A preliminary investigation into the serious in-flight disruption of an S7 Airlines Airbus A321neo revealed that the aircraft suffered a disruption of three air data systems shortly after takeoff from Magadan, resulting in discrepancies in speed information and consequent control problems.
The plane – bound for Novosibirsk on December 2 – was carrying 202 passengers and seven crew members.
Freezing conditions, including heavy snowfall and a temperature of minus 9 Â° C, were present in Magadan on departure, and the Federal Air Transport Authority Rosaviatsia states that de-icing treatment was carried out on the jet. before take off.
Although the crew initially chose to return to the airport, the A321neo stalled during its descent and approach to landing, and the crew instead opted to divert to Irkutsk – a 4 hour flight away – where he landed safely.
Inspection of the aircraft revealed rough ice on the leading edges of the wing and ice ridges were also present on the forward fuselage, in front of the pitot-static ports, as well as the radome.
The formation of ice ridges on the fuselage “distorts” the airflow to the pitot-static system and its pressure sensors, resulting in unreliable airspeed readings, Rosaviatsia explains.
The authority has yet to detail the circumstances of the incident involving the aircraft (VQ-BGU), but a flight data recording document appeared online shortly after the event, which appears to show that the aircraft experienced excessive pitch and roll shortly after departure.
Although its authenticity has not been officially verified, the basic data is consistent with the trajectory of the aircraft after take-off from Magadan.
This suggests that the aircraft initially climbed to about 8,700 feet but suffered a degradation in its flight control laws. The flight data recording appears to show rapid fluctuations in altitude, from about 5,000 feet to 14,000 feet, bank angles ranging from about 40-50 Â° to 91 Â°, and pitch variations of 24 Â° to dive at 43 Â° with your nose in the air.

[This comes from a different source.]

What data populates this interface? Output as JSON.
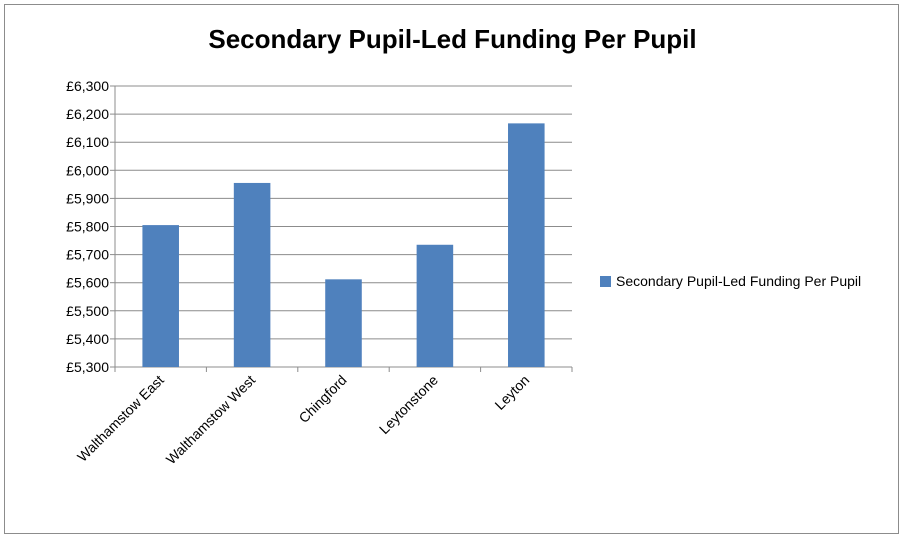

Rosaviatsia points out, in a safety bulletin, the need to monitor compliance with de-icing processes to ensure planes are clean, listing a number of incidents and past accidents attributed to ice build-up.
Although it does not have detailed conclusions on the cause of the incident, the bulletin stresses that ground handling personnel should pay attention to the periods of validity of the de-icing fluid protection, ensure that the Fluid application is carried out in strict accordance with manufacturers’ flow data, that different fluids are not mixed unless approved, and de-icing vehicles are properly maintained.
Rosaviatsia also recommends that crews and ground support agents of A320 Family aircraft familiarize themselves with the manufacturer’s information on preventing the formation of frost on the front fuselage.
Airbus previously said ice ridges can form in front of the pitot-static system if the aircraft has been parked for a long stay in cold conditions – most accretions occur before the first flight of the day – or can appear as slush from the heated windshields. freezes again when moving down the fuselage.
Ice ridges in front of the Pitot probes can disrupt airflow, he adds, and cause the air data system to indicate speeds below the actual speed.